Odds and ends from the inbox:

I've frequently mentioned Aimee Mann's Christmas album, One More Drifter in the Snow, this holiday season. Aimee did a live show in San Francisco a while back, featuring songs from the album--and it's streaming online, with interviews, special guests, and other stuff, here. (I am liking her Christmas tunes more the more I listen to them, but I have to say this about the album--it has the worst cover I've ever seen, bar none. It's hideous.)

One of the greatest of all Christmas records is the Drifters' "White Christmas," a classic doo-wop recording from 1954 featuring the magnificent wail of Clyde McPhatter. It's been hilariously set to animation here. (The animation has been around for a few years, apparently, and if you haven't seen it already, somebody will probably be e-mailing you the link before Christmas. That's how I got it.)

If you dig the Drifters' take on Christmas, AK at Soul Shower is your daddy. He's put up a mix of R&B Christmas classics that made my jaw drop when I first saw it. Some are well known, some are rare, but all are worth downloading.

If time permits, between now and Christmas I'll have a podcast featuring a few of my personal Christmas music essentials.

One More Thing: We must note the passing of Ahmet Ertegun, co-founder of Atlantic Records, who died Thursday at age 83. He's the second major figure in Atlantic's history to die in 2006--producer Arif Mardin died in June. Ertegun is not just important to one record label--even more so than with Mardin, his career touched upon those of nearly everybody who's anybody in popular music. Tributes here, from the Stepfather of Soul (thanks for the shoutout, Jason) and Dave Marsh and Fred Wilhelms at Holler If Ya Hear Me.


At 10:05 AM, Blogger The Stepfather of Soul said...

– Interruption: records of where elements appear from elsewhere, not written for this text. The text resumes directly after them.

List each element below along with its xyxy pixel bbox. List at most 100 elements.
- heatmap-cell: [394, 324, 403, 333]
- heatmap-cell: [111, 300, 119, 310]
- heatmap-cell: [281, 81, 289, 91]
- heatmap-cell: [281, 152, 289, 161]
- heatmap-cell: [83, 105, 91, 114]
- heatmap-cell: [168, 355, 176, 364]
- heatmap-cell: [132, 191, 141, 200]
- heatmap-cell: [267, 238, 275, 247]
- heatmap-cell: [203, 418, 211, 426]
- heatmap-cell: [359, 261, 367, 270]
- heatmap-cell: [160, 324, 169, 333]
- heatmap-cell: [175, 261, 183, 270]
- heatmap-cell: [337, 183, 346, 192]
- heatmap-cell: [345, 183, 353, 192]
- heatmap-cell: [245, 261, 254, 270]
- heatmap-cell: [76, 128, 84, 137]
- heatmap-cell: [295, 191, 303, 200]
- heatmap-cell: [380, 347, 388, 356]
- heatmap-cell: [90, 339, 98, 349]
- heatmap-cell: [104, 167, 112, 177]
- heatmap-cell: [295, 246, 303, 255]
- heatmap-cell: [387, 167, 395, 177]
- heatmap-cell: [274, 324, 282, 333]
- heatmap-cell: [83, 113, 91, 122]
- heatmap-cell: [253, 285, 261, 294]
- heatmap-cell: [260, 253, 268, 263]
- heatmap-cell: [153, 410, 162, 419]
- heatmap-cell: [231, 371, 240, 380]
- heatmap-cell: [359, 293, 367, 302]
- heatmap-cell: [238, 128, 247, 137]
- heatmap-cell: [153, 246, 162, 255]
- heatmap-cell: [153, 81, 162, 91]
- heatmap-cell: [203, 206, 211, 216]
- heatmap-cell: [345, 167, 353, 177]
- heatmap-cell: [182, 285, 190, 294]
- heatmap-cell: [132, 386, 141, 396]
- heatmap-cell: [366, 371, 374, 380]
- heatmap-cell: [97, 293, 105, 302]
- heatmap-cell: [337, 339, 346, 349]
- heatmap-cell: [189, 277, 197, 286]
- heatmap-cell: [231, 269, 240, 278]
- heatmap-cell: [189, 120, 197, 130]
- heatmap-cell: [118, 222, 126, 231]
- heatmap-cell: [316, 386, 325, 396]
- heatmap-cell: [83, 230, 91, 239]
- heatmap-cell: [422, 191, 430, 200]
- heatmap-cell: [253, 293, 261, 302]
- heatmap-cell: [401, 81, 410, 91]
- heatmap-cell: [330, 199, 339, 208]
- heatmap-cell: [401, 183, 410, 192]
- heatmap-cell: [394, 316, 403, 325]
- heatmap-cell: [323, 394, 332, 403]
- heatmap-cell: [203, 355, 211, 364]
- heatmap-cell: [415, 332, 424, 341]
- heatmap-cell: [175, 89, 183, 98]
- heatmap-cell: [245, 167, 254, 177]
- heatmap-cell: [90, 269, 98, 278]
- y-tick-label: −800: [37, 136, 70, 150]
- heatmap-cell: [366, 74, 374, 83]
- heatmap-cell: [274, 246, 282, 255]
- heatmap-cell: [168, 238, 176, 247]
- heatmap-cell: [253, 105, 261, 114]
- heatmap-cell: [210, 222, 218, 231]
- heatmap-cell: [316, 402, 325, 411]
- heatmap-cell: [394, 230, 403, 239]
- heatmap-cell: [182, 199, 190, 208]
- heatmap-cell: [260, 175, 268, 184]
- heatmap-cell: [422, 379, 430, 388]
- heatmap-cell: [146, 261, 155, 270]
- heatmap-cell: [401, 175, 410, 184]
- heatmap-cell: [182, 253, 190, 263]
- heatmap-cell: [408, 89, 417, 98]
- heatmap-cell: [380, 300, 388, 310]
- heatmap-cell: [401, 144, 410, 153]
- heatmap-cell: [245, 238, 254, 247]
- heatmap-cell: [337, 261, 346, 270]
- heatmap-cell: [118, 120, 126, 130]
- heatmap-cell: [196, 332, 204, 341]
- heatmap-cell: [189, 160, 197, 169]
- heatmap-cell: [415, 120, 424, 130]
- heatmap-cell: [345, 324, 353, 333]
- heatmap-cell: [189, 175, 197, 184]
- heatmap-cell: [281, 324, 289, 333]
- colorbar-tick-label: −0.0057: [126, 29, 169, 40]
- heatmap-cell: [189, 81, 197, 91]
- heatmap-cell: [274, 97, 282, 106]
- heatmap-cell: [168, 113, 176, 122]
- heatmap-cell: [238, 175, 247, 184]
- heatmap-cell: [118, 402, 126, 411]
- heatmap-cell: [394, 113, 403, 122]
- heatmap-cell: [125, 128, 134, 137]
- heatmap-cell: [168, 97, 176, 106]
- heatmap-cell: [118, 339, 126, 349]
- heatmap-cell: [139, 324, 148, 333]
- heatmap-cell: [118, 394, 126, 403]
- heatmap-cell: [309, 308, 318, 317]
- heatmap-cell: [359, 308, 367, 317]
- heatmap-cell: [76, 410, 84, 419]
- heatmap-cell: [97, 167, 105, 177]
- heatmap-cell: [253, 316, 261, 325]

The Marsh/Wilhelms piece you linked to is very interesting, and grounds the story of the man to the story of "The Man," as it were. It reminded me - and I suppose I should write about it more when I do my posts - that the story of soul music is often a bittersweet one, as so many artists didn't get all the financial rewards they should've received, but such "cheating" was a normal, regular part of the business.